API Conventions
All HRMS API endpoints follow consistent conventions for responses, errors, pagination, and search.
Response Envelope
Success Response
{
"data": { },
"message": "Operation successful",
"meta": { }
}
data— The requested resource or collection.message— Human-readable success message.meta— Optional metadata (pagination info, counts, etc.).
Validation Error (422)
{
"message": "The given data was invalid.",
"errors": {
"field_name": ["Error message 1", "Error message 2"]
}
}
Error Response
{
"message": "Error description"
}
HTTP Status Codes
| Code | Meaning | When Used |
|---|---|---|
| 200 | Success | Successful read, update, or action |
| 201 | Created | Resource successfully created |
| 204 | No Content | CSRF cookie response |
| 401 | Unauthenticated | No valid session |
| 403 | Forbidden | User lacks required permission |
| 404 | Not Found | Resource does not exist |
| 422 | Validation Error | Invalid input or business rule violation |
Pagination
Most list endpoints support opt-in pagination:
| Parameter | Type | Default | Description |
|---|---|---|---|
paginate | boolean | false | Enable pagination |
per_page | integer | 15 | Items per page (max: 100) |
page | integer | 1 | Page number |
When pagination is enabled, the response includes meta:
{
"data": [...],
"meta": {
"current_page": 1,
"last_page": 5,
"per_page": 15,
"total": 73
}
}
Endpoints remain backward-compatible — without paginate=true, they return all records.
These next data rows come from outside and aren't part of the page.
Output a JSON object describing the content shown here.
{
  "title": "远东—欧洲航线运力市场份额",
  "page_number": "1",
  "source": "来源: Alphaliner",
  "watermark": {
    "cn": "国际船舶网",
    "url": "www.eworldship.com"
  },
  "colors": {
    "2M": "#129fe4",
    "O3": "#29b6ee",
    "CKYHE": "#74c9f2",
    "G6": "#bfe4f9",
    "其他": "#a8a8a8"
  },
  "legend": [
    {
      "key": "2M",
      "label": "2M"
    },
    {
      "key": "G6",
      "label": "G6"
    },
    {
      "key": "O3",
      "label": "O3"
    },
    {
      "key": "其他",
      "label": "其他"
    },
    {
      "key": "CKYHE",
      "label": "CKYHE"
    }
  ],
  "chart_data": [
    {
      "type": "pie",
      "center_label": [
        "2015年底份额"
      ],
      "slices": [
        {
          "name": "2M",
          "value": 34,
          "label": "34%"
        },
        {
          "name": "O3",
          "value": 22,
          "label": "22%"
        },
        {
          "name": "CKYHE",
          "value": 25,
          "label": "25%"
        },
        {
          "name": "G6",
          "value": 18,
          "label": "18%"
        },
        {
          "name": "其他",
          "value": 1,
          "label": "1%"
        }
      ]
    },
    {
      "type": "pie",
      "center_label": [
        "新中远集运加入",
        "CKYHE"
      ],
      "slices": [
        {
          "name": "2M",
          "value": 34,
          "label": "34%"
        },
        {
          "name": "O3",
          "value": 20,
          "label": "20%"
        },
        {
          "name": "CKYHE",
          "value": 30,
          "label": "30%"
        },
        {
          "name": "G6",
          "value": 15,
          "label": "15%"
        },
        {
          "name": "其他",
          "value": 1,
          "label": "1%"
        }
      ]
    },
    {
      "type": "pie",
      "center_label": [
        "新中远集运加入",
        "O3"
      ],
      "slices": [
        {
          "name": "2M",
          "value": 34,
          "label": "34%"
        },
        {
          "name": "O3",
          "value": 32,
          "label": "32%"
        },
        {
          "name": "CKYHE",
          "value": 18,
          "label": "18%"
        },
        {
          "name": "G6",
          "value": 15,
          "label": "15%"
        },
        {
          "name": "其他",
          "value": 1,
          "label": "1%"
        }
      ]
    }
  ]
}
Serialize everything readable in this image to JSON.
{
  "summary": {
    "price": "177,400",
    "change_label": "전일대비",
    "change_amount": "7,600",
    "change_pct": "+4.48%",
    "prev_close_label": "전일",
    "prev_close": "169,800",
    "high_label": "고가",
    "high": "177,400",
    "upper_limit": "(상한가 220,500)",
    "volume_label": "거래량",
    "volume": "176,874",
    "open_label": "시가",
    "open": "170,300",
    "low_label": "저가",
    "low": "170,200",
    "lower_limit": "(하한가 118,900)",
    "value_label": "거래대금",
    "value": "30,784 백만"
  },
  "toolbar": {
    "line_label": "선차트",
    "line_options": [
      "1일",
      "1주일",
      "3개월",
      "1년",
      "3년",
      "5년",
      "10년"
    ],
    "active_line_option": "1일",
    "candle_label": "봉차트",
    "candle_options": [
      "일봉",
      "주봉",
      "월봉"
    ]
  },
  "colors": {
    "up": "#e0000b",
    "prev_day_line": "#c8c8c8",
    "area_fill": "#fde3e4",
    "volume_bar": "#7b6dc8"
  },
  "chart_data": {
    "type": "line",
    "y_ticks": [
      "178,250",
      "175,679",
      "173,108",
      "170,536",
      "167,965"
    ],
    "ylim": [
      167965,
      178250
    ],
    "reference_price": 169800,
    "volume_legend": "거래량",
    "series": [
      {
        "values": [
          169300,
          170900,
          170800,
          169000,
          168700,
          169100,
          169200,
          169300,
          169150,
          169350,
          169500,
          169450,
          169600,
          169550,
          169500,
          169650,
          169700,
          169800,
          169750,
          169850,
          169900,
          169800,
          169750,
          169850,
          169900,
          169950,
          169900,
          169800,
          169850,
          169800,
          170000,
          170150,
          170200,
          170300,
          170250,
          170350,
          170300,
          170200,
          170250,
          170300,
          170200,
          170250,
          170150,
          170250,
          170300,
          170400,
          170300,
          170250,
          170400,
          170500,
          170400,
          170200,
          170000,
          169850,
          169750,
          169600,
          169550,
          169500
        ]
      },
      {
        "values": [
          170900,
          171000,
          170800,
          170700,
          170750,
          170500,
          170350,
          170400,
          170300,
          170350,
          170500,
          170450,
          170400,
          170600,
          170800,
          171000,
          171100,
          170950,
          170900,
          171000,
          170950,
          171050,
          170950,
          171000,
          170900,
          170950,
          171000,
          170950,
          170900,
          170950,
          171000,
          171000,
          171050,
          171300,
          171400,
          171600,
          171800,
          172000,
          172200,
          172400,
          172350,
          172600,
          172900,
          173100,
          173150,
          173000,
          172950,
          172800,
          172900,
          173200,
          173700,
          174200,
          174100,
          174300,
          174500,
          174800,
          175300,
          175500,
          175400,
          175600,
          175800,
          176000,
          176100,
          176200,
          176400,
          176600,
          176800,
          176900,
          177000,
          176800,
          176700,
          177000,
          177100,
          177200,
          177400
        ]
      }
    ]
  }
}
The UI sends paginate=true by default.
Search
All list endpoints support text search via the q parameter:
GET /api/employees?q=sarah
Search is case-insensitive (uses PostgreSQL ILIKE) and matches partial strings. The searchable fields vary by endpoint:
| Endpoint | Searchable Fields |
|---|---|
| Entities | Name |
| Departments | Department name, entity name |
| Employees | First name, last name, email, employee number, display name |
| KPI Templates | Template name, designation |
| KPI Cycles | Cycle name |
| Roles | Role name |
Ordering
All list endpoints default to latest-first ordering:
ORDER BY updated_at DESC, id DESC
Recently created or updated records appear at the top.
Filtering
Endpoints support module-specific filter parameters:
| Endpoint | Available Filters |
|---|---|
| Departments | entity_id |
| Employees | entity_id, department_id, status, employment_lifecycle |
| KPI Templates | entity_id, department_id, status |
| KPI Cycles | status |
| KPI Evaluations | scope, status, kpi_cycle_id, entity_id, department_id |
| Probation Evaluations | status, manager_id |
| Actionable Items | status (pending/completed/all) |
File Downloads
Protected file downloads (employee attachments, KPI evidence, probation signatures) require an authenticated session. They are not public URLs.
The frontend uses an authenticated fetch → blob → download flow. Direct browser navigation to the URL works only when the user has an active session cookie.